Censorship is not all bad! Free-speech idealists argue that the solution to bad speech (misinformation, lies, abusive language, etc.) is not censorship but more speech. But bad speech can, and often does, drown out the good.
A classic form of bad speech is hate speech. Jeremy Waldron, a law professor at the New York University School of Law, describes it this way:
“Its aim is to compromise the dignity of those at whom it is targeted, both in their own eyes and in the eyes of other members of society. And it sets out to make the establishment and upholding of their dignity… much more difficult. It aims to besmirch the basics of their reputation, by associating ascriptive characteristics like ethnicity, or race, or religion with conduct or attributes that should disqualify someone from being treated as a member of society in good standing.”
Thus, hate speech is really anti-speech because it aims to shut down the speech of others. And in the United States, hate speech has shut down the speech of minorities and women for hundreds of years. Defenders of hate speech often disguise it as “pride,” “state’s rights” or “religious freedom.” But we are mistaken to treat anti-speech as if it were normal speech, deserving of protection. We can and should be intolerant of intolerance.
Although the United States has a First Amendment protecting free speech, it does not extend to the workplace, the classroom, or the dinner table. It is limited to the press, to religion, to assemblies, and to petitions. And as every journalist, parishioner or public assembly participant knows, there are powerful limits in these arenas, too. We don’t have absolutely free speech because we live within the confines of powerful and interlocking institutions: family, education, entertainment, commerce, career, the law, the military, religion and others.
These institutions offer benefits to their members but also constraints and a narrow range of choices of expression. If these institutions were to offer too much freedom, they would be unable to perpetuate the social relations that keep them functioning. So speech inside an institutional context is limited, but speech outside of an institutional context typically has less power. Speech is limited either way.
The question, therefore, is not whether we ought to have constraints on speech but what kinds of constraints?

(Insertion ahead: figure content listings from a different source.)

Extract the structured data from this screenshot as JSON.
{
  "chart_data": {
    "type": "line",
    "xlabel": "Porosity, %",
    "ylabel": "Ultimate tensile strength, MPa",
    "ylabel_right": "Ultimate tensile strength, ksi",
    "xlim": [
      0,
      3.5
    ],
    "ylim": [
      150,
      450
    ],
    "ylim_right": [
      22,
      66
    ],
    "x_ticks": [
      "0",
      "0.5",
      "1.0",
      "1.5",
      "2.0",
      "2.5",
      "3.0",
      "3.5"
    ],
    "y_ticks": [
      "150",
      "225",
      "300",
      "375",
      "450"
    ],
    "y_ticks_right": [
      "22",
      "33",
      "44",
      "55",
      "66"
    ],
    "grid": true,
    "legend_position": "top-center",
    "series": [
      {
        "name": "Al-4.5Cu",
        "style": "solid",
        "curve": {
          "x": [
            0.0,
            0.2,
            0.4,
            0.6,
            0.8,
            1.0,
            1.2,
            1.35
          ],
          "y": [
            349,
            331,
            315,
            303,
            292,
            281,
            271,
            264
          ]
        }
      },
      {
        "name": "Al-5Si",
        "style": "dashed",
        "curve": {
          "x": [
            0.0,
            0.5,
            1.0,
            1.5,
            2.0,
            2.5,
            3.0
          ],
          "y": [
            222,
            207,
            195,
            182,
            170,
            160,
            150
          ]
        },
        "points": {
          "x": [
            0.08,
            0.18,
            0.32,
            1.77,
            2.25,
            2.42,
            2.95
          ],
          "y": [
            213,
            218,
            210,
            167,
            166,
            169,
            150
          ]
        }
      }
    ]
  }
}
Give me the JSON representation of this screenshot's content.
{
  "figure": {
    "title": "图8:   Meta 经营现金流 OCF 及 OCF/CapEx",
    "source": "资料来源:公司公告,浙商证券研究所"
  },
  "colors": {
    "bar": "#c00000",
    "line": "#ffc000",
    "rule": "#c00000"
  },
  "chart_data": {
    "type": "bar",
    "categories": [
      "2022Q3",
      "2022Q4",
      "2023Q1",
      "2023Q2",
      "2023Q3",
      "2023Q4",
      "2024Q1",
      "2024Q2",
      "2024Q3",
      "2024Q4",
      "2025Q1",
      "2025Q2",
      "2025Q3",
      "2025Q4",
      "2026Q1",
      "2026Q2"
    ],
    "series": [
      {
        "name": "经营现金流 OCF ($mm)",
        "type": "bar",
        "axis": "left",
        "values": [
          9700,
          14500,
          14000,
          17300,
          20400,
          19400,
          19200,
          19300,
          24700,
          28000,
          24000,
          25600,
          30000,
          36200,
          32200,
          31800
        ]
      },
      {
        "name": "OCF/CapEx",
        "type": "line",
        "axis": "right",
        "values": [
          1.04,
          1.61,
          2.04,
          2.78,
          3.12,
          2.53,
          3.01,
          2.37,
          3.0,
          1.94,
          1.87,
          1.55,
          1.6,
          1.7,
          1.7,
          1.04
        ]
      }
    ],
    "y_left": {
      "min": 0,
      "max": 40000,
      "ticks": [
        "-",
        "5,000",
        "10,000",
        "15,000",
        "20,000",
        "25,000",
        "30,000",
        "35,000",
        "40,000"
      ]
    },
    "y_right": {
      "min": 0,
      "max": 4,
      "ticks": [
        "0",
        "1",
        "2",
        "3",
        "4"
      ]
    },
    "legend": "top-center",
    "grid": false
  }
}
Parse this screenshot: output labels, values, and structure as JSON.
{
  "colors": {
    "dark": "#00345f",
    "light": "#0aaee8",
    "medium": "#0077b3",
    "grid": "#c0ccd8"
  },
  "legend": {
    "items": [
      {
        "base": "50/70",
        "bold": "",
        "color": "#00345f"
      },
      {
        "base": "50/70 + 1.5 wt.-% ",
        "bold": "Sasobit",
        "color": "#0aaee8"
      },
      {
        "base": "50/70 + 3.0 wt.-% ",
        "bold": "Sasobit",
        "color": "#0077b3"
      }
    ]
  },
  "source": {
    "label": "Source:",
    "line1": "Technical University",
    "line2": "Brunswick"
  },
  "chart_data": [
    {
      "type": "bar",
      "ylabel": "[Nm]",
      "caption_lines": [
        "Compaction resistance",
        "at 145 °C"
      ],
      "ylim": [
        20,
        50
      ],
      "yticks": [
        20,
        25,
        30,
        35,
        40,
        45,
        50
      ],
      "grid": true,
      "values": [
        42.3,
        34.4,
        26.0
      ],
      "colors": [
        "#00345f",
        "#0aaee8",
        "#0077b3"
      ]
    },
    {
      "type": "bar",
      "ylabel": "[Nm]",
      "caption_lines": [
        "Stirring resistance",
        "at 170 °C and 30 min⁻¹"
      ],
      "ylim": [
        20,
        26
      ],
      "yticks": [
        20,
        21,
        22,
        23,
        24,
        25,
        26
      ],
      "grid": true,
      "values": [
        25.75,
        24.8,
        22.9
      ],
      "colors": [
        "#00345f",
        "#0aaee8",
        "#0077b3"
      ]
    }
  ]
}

Censorship is an institutional constraint. When we hear the word censorship, we often imagine a banned book (i.e. schools and libraries removing the book). This is censorship at the point of reception. Protests erupt. Demand for the banned book goes up.
Censorship happens more frequently at the point of distribution than it does at the point of reception, such as an institution refusing to distribute a speech or a text through its channels. This type of censorship rarely leads to protests because outsiders rarely hear about it.
The most common form of censorship is self-censorship, or censorship at the point of production, which means you have internalized the censor’s rules and decided to abide by them of your own volition. Perhaps you learned that the benefits of compliance outweigh the costs of resistance, or you rationalized that you can’t win anyway.
We may self-censor for good reasons, such as politeness, but sometimes we self-censor because we see someone else made into a negative example and we fear it could happen to us.
For instance, some journalists who otherwise might have criticized the 2003 U.S.-led invasion of Iraq silenced themselves rather than risk reprisal—from the government, their corporate owners, or those in the public who were for the war. The result was that journalism inflicted a major blow to its own integrity for behaving as an administration mouthpiece, and Americans became among the least-informed people in the world about the war.
Beyond self-censorship, there are other limitations: ideologies—such as racism, sexism, xenophobia, and homophobia—that prevent us from even thinking certain thoughts, such as thinking of others as human beings with dignity and rights.
We have too much censorship in some areas of our society and too little censorship in others.
There is too much censorship from some plutocrats who suppress the truth about their misrule. They silence whistle-blowers while their propagandists hog the microphone. They maintain these beliefs either through outright censorship or through a pretense of balance in which the media referee fails to penalize those who lie consistently and brazenly. Might we have learned about the lead poisoning in Flint, Mich.’s, water earlier if we could have heard more of whistle-blowers and less of the politicians’ denials?
If we hold to ethical principles, such as truth and justice, we can encourage or demand censorship as needed. For example, we should encourage ordinary citizens to participate in democracy, but ban unlimited political contributions by corporations. We should encourage the release of classified information that reveals government abuses, but ban lawmakers from becoming lobbyists once they leave office.
If you want to change the levels of censorship in our society—in other words, to benefit society by loosening or tightening censorship—the best approach is to appeal to the stated values of our institutions. Thus, to loosen censorship by expanding press freedoms, appeal to journalistic institutions as watchdogs of the powerful. To expand academic freedom, appeal to the university’s stated aims to seek truth and benefit humanity.
And to appeal for greater censorship, apply the same appeals to our higher values.